3. What scientific explanation could support or challenge this tohu? (Think: what biological or meteorological mechanism might be involved?)

4. What does it tell us that a weather forecast app cannot tell us?

Wāhanga 4 · Whakaaro Hoki — Reflection

5. During your research, did you encounter any situations where you were unsure whether it was appropriate to record or share knowledge? What did you do (or what should you do)?

6. What would you do next to deepen this research? Who would you want to speak with, and what would you ask?

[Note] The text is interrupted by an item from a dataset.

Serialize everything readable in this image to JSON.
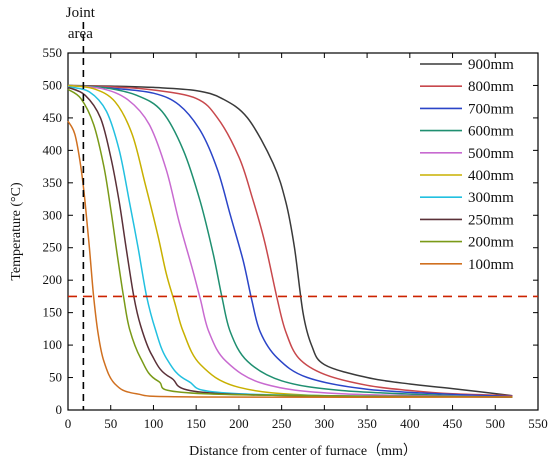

Rārangi Āta — Research Readiness Checklist

Before you begin your research, confirm each step:

  • I have read the Tikanga Protocol box at the top of this handout
  • I have identified which research pathway(s) I will use today
  • I have checked with my teacher before approaching any community members
  • I know how to attribute knowledge correctly (person, hapū, rohe)
  • I understand I should not share sacred or restricted knowledge without permission
  • I have thought of at least one question to explore before I start

Aronga Mātauranga Māori

The Maramataka is not simply a "Māori weather forecast" — it is a living framework of ecological, spiritual, and relational knowledge accumulated over generations of careful observation of te taiao (the natural world). When we engage with it respectfully, we recognise that tangata whenua hold sophisticated and site-specific environmental expertise that cannot be extracted, commodified, or separated from its cultural context.

The concept of kaitiakitanga (guardianship) shapes how this knowledge is held and shared: knowledge is a responsibility, not merely information.

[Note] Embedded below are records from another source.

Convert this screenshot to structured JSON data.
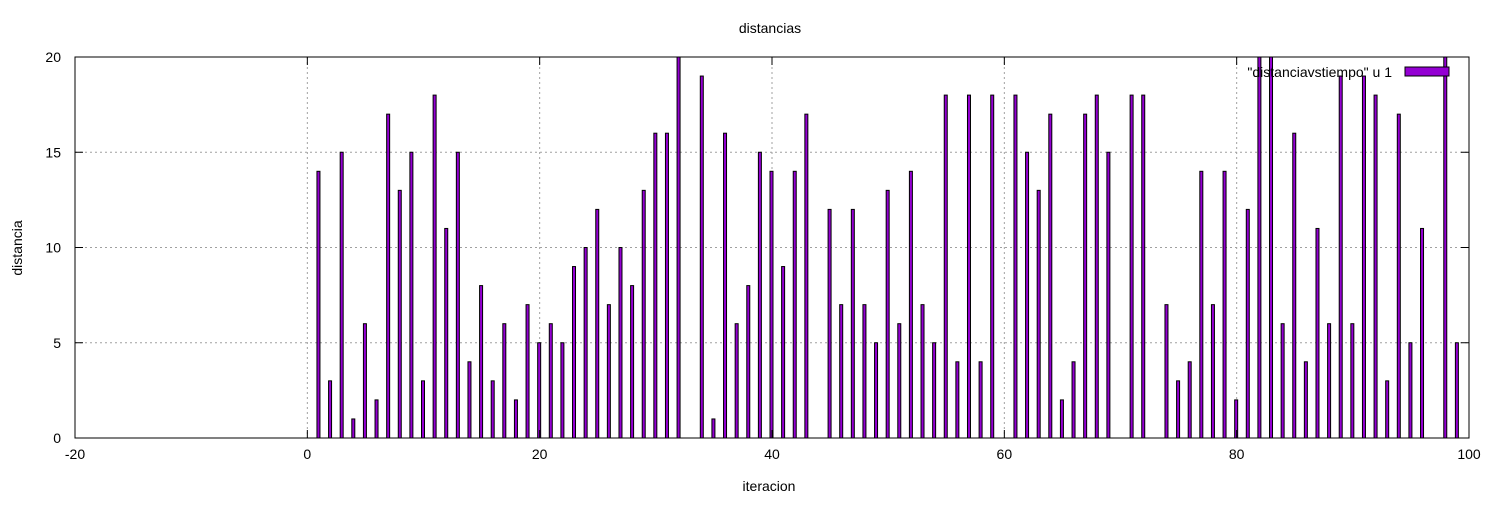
{
  "chart_data": {
    "type": "bar",
    "title": "distancias",
    "xlabel": "iteracion",
    "ylabel": "distancia",
    "xlim": [
      -20,
      100
    ],
    "ylim": [
      0,
      20
    ],
    "xticks": [
      -20,
      0,
      20,
      40,
      60,
      80,
      100
    ],
    "yticks": [
      0,
      5,
      10,
      15,
      20
    ],
    "grid": true,
    "legend_position": "top-right",
    "series": [
      {
        "name": "\"distanciavstiempo\" u 1",
        "color": "#9400d3",
        "x": [
          1,
          2,
          3,
          4,
          5,
          6,
          7,
          8,
          9,
          10,
          11,
          12,
          13,
          14,
          15,
          16,
          17,
          18,
          19,
          20,
          21,
          22,
          23,
          24,
          25,
          26,
          27,
          28,
          29,
          30,
          31,
          32,
          33,
          34,
          35,
          36,
          37,
          38,
          39,
          40,
          41,
          42,
          43,
          44,
          45,
          46,
          47,
          48,
          49,
          50,
          51,
          52,
          53,
          54,
          55,
          56,
          57,
          58,
          59,
          60,
          61,
          62,
          63,
          64,
          65,
          66,
          67,
          68,
          69,
          70,
          71,
          72,
          73,
          74,
          75,
          76,
          77,
          78,
          79,
          80,
          81,
          82,
          83,
          84,
          85,
          86,
          87,
          88,
          89,
          90,
          91,
          92,
          93,
          94,
          95,
          96,
          97,
          98,
          99
        ],
        "values": [
          14,
          3,
          15,
          1,
          6,
          2,
          17,
          13,
          15,
          3,
          18,
          11,
          15,
          4,
          8,
          3,
          6,
          2,
          7,
          5,
          6,
          5,
          9,
          10,
          12,
          7,
          10,
          8,
          13,
          16,
          16,
          20,
          0,
          19,
          1,
          16,
          6,
          8,
          15,
          14,
          9,
          14,
          17,
          0,
          12,
          7,
          12,
          7,
          5,
          13,
          6,
          14,
          7,
          5,
          18,
          4,
          18,
          4,
          18,
          0,
          18,
          15,
          13,
          17,
          2,
          4,
          17,
          18,
          15,
          0,
          18,
          18,
          0,
          7,
          3,
          4,
          14,
          7,
          14,
          2,
          12,
          20,
          20,
          6,
          16,
          4,
          11,
          6,
          19,
          6,
          19,
          18,
          3,
          17,
          5,
          11,
          0,
          20,
          5
        ]
      }
    ]
  }
}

Ngā Rauemi Tautoko · Support Materials

Resources already provided:

  • Teacher-approved Maramataka resource list (on class site)
  • Te Ara iwi research guide (linked on class site)
  • Unit 9 glossary — mātauranga Māori terms (distributed Week 1)
  • Research protocol card (laminated copy at each table)

Aronga Rerekē · Differentiated Pathways

Tīmata · Entry Level

Focus on two tohu from the approved resource list provided. Complete rows 1–2 of the knowledge sources table. Answer questions 1, 2, and 5 only.

Paerewa · On Level

Complete the knowledge sources table with four tohu. Answer all six reflection questions. Complete the two-ways-of-knowing comparison table.

Tūāpae · Extension

Complete all sections. Extension challenge: Find a published scientific study that investigated the ecological mechanism behind one traditional tohu. Write a one-paragraph synthesis that explains how both knowledge systems illuminate each other — and where their frameworks are genuinely incommensurable.